山本昌、世界最年長勝利は断念も…広島2連戦でラスト登板へ

[ 2015年10月1日 05:30 ]

山本昌は引退会見ですがすがしい笑顔を見せる

 日本球界の一つの時代が終わった。中日の山本昌投手(50)が30日、名古屋市内で現役引退会見を行った。83年ドラフト5位で入団以来、実に32年。永遠に投げ続けるかとさえ思えたレジェンド左腕は「幸せな野球人生だった」と何度も強調した。今後は野球評論家に転身。1日の広島戦(マツダ)にも引退登板する方向となった。

 諦めの悪さなら誰にも負けない。だからこそここまでやって来れた。会見でも時折、未練そうな表情を見せた。ただ、32年間投げ続けた自身へのご褒美は? と問われた時だけは、大きな胸を誇らしそうに張った。

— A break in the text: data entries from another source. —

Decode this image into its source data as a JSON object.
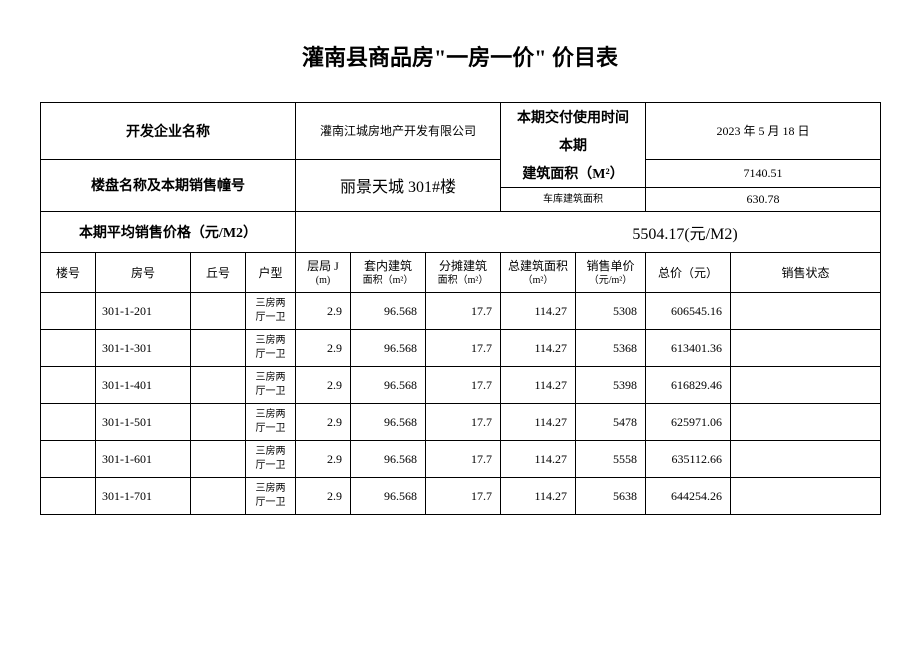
{
  "title": "灌南县商品房\"一房一价\" 价目表",
  "meta": {
    "dev_label": "开发企业名称",
    "dev_value": "灌南江城房地产开发有限公司",
    "deliver_label": "本期交付使用时间",
    "deliver_value": "2023 年 5 月 18 日",
    "proj_label": "楼盘名称及本期销售幢号",
    "proj_value": "丽景天城 301#楼",
    "area_label": "本期\n建筑面积（M²）",
    "area_label_line1": "本期",
    "area_label_line2": "建筑面积（M²）",
    "area_value": "7140.51",
    "garage_label": "车库建筑面积",
    "garage_value": "630.78",
    "avg_label": "本期平均销售价格（元/M2）",
    "avg_value": "5504.17(元/M2)"
  },
  "cols": {
    "c1": "楼号",
    "c2": "房号",
    "c3": "丘号",
    "c4": "户型",
    "c5a": "层局 J",
    "c5b": "(m)",
    "c6a": "套内建筑",
    "c6b": "面积（m²）",
    "c7a": "分摊建筑",
    "c7b": "面积（m²）",
    "c8a": "总建筑面积",
    "c8b": "（m²）",
    "c9a": "销售单价",
    "c9b": "（元/m²）",
    "c10": "总价（元）",
    "c11": "销售状态"
  },
  "rows": [
    {
      "lou": "",
      "room": "301-1-201",
      "qiu": "",
      "hx_l1": "三房两",
      "hx_l2": "厅一卫",
      "cg": "2.9",
      "tn": "96.568",
      "ft": "17.7",
      "zj": "114.27",
      "dj": "5308",
      "zjp": "606545.16",
      "zt": ""
    },
    {
      "lou": "",
      "room": "301-1-301",
      "qiu": "",
      "hx_l1": "三房两",
      "hx_l2": "厅一卫",
      "cg": "2.9",
      "tn": "96.568",
      "ft": "17.7",
      "zj": "114.27",
      "dj": "5368",
      "zjp": "613401.36",
      "zt": ""
    },
    {
      "lou": "",
      "room": "301-1-401",
      "qiu": "",
      "hx_l1": "三房两",
      "hx_l2": "厅一卫",
      "cg": "2.9",
      "tn": "96.568",
      "ft": "17.7",
      "zj": "114.27",
      "dj": "5398",
      "zjp": "616829.46",
      "zt": ""
    },
    {
      "lou": "",
      "room": "301-1-501",
      "qiu": "",
      "hx_l1": "三房两",
      "hx_l2": "厅一卫",
      "cg": "2.9",
      "tn": "96.568",
      "ft": "17.7",
      "zj": "114.27",
      "dj": "5478",
      "zjp": "625971.06",
      "zt": ""
    },
    {
      "lou": "",
      "room": "301-1-601",
      "qiu": "",
      "hx_l1": "三房两",
      "hx_l2": "厅一卫",
      "cg": "2.9",
      "tn": "96.568",
      "ft": "17.7",
      "zj": "114.27",
      "dj": "5558",
      "zjp": "635112.66",
      "zt": ""
    },
    {
      "lou": "",
      "room": "301-1-701",
      "qiu": "",
      "hx_l1": "三房两",
      "hx_l2": "厅一卫",
      "cg": "2.9",
      "tn": "96.568",
      "ft": "17.7",
      "zj": "114.27",
      "dj": "5638",
      "zjp": "644254.26",
      "zt": ""
    }
  ],
  "style": {
    "border_color": "#000000",
    "bg_color": "#ffffff",
    "text_color": "#000000",
    "title_fontsize": 22,
    "header_fontsize": 14,
    "body_fontsize": 12,
    "small_fontsize": 10,
    "font_family": "SimSun"
  }
}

 「それはない。野球選手を目指した人が、もしかしたら何千万人もいたかもしれない。その中で1番長くプレーできた。こんな幸せな人がご褒美なんかもらえない。世界で1番、幸せな野球人生を送れた男だと自分では思っています」

 「引退ラッシュ」の球界だが、その存在感は別格だ。会見の様子を地元テレビ局が生中継するなど、報道陣が殺到。1つ1つの言葉に年輪を感じさせながら、終始、笑顔で誰よりも長いプロ野球人生を振り返った。

 「泣き虫なんで泣くかと思ったけど50になってビービー泣いてたらね。もう1つ何とか勝ちたかったけど、チャンスをもらってこの結果。悔いはすごくあるけど、後悔はしていない。やりたかったこと、もっとできたと思うことはたくさんあるけど、その時々はきっと僕は一生懸命やったんだと思っているので」

 あと1つ勝てば超えられたジェイミー・モイヤー(元ロッキーズ)の持つ49歳180日の「世界最年長勝利記録」の更新は断念した。ただ、1日からの広島2連戦でラストマウンドに上がる可能性が高い。この日に約1カ月半ぶりにナゴヤドームでの1軍練習に合流。あくまで痛めている左手人差し指の状態と試合展開次第だが、日本で初めて50歳で出場することになりそうだ。

 「カープもCS争いの真っ最中だし、軽々しく言えない。大勢に影響のないところで打者1人でも投げさせてもらえるのなら。前回が途中降板なんで、せめて何か結果が残った上で終わりたい」

 32年間着続けた「34」のユニホームを脱ぐ日は間近。今後は野球評論家に転身する。「投げること以外は素人。野球をしっかり勉強して、いずれはまたユニホームを着れるようになれれば」と野球少年のように笑った。(山添 晴治)

 ◆山本昌(やまもと・まさ=本名・山本昌広)1965年(昭40)8月11日生まれ、神奈川県茅ケ崎市出身の50歳。日大藤沢から83年ドラフト5位で中日入団。89年から先発に定着し、93年に最多勝と最優秀防御率。94年は19勝で2年連続最多勝を獲得し、沢村賞にも輝いた。06年9月16日阪神戦ではプロ野球最年長の41歳1カ月でノーヒットノーラン達成。08年8月4日巨人戦で通算200勝。49歳0カ月で先発した14年9月5日阪神戦でプロ野球最年長勝利記録を樹立。通算219勝165敗5セーブ。1メートル86、87キロ。左投げ左打ち。